The First Therapy Session – What To Expect

The First Session

If you have scheduled a first session with a psychologist, you have already had to jump over a number of hurdles – acknowledging that support could be helpful, calling a stranger and telling them about yourself, finding time in your schedule to come in, and deciding to spend money on working on your well being.

Now here you are, ready to go to the appointment but feeling a bit anxious as you wonder about what the next hour will look like.  Here is some information about what to expect in that first session.  It tends to look different from those that follow, as it is more focused on information gathering and less on being therapeutic.  Unfortunately you aren’t likely to find solutions to what bring you in on the first day, but it is a way for you and the therapist to understand your concerns more fully.  Every therapist may handle this a bit differently,  but most first sessions will include these components.

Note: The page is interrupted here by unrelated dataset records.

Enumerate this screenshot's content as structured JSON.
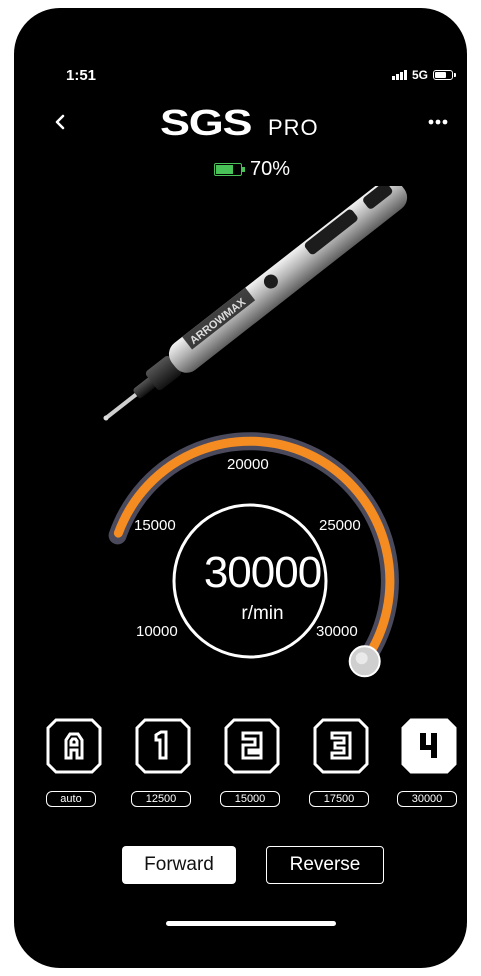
{
  "status_bar": {
    "time": "1:51",
    "network": "5G"
  },
  "header": {
    "logo_text": "SGS",
    "logo_suffix": "PRO"
  },
  "battery": {
    "percent_label": "70%",
    "level": 0.7,
    "color": "#48c257"
  },
  "device": {
    "brand_text": "ARROWMAX"
  },
  "gauge": {
    "value_label": "30000",
    "unit": "r/min",
    "ticks": [
      "10000",
      "15000",
      "20000",
      "25000",
      "30000"
    ],
    "min": 10000,
    "max": 30000,
    "value": 30000,
    "arc_color": "#f58c22",
    "track_color": "#4a4a5c"
  },
  "modes": [
    {
      "glyph": "A",
      "label": "auto",
      "selected": false
    },
    {
      "glyph": "1",
      "label": "12500",
      "selected": false
    },
    {
      "glyph": "2",
      "label": "15000",
      "selected": false
    },
    {
      "glyph": "3",
      "label": "17500",
      "selected": false
    },
    {
      "glyph": "4",
      "label": "30000",
      "selected": true
    }
  ],
  "direction": {
    "forward_label": "Forward",
    "reverse_label": "Reverse",
    "selected": "forward"
  }
}
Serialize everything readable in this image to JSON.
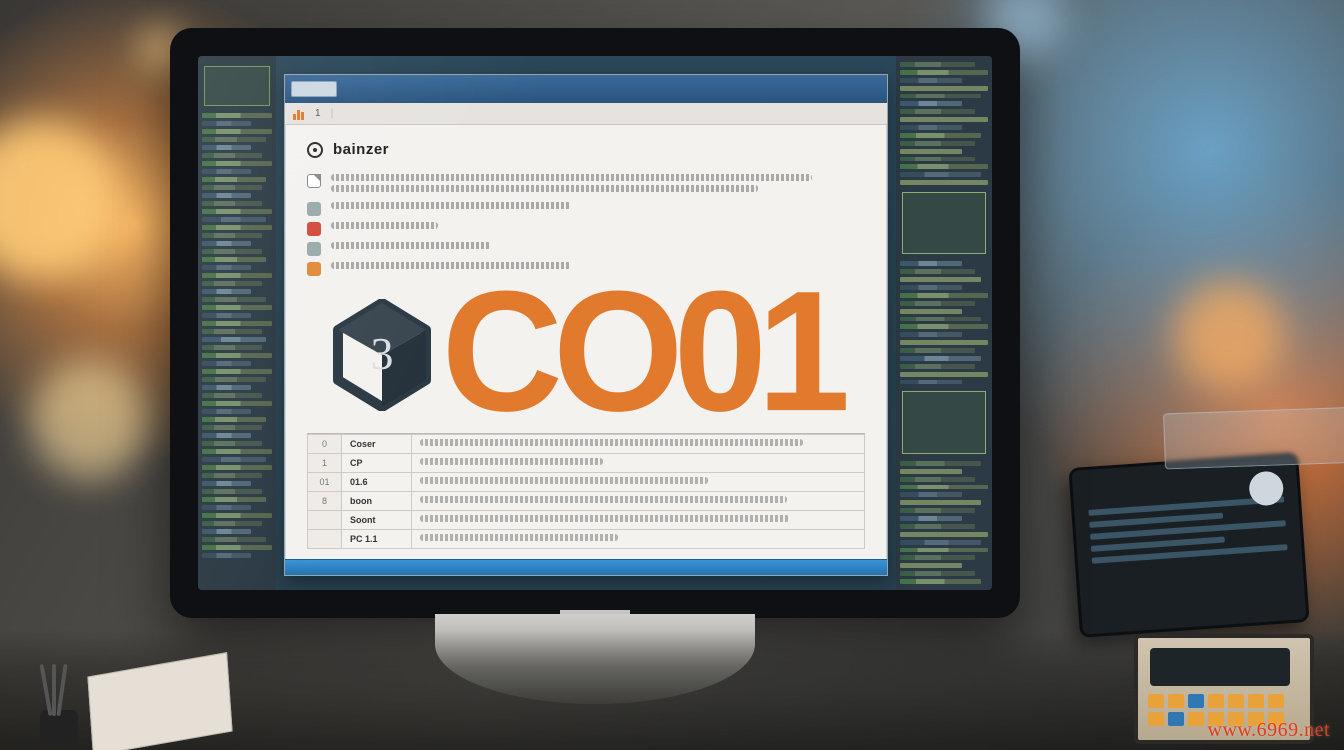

  1. Paperwork, Forms, and Signatures.  You may receive these by mail or email prior to a session, in a waiting room before the session starts, or at some point during the session, but most therapists will want you to fill out some paperwork.  Often there is some sort of information sheet that includes basic information about you (address, phone numbers, emergency contact, etc) and may ask you some questions about what brings you in or what you are experiencing.  In addition you will usually be given a HIPAA privacy notice, and some sort of consent to services.  Some therapists will have additional measures they wish you to fill out too.
  2. Payment, Cancellation and other Policies:  Often payment and office policies are discussed prior to the first session when scheduling or in the consent to services that the therapist provides you in writing.  One way or another, these things will typically be touched upon by the end of the first session.
  3. What is private?  At the start of the session, the therapist will explain what you can expect in terms of privacy.  They will also let you know what situations they are legally required to report information about (see my FAQ page for what information has to be reported).  They may also tell you a bit about the type of treatment they provide or what you can expect from the session.
  4. What brings you in?  Therapists will typically start by asking you a bit about why you are interested in counseling and what brought you in at this point in time.  They may ask lots of questions to try to fully understand what you are experiencing, how long it has been going on for, how it affects other areas of your life, and how you have been coping with it.
  5. Let’s take a look at your history?  To truly try to understand what you are experiencing now, the therapist will ask you questions about your past.  They will likely ask you about your family, romantic partners, and friendships.  They may want to know what school was like for you growing up or how you feel about and interact in your work environment.  They may ask you about how much you drink or use other substances, and whether you have had any medical problems or surgeries.  They may ask you questions that seem like they have nothing to do with what brought you in, but this is all part of trying to get as thorough an understanding of you as possible.
  6. Goals.  Often a therapist will ask you about whether you have a clear sense of what you wish to accomplish in counseling, but you don’t have to have the full answer.  A lot of the time goals become more clear as you go.
  7. Questions.  Feel free to ask the therapist questions you have about how therapy works, concerns you have about policies, etc.

Sometimes these tasks can take more than one session and they may look a little different depending upon your therapist’s style, but hopefully this gives you a general sense of what you might expect when walking into a therapist’s office for the first time.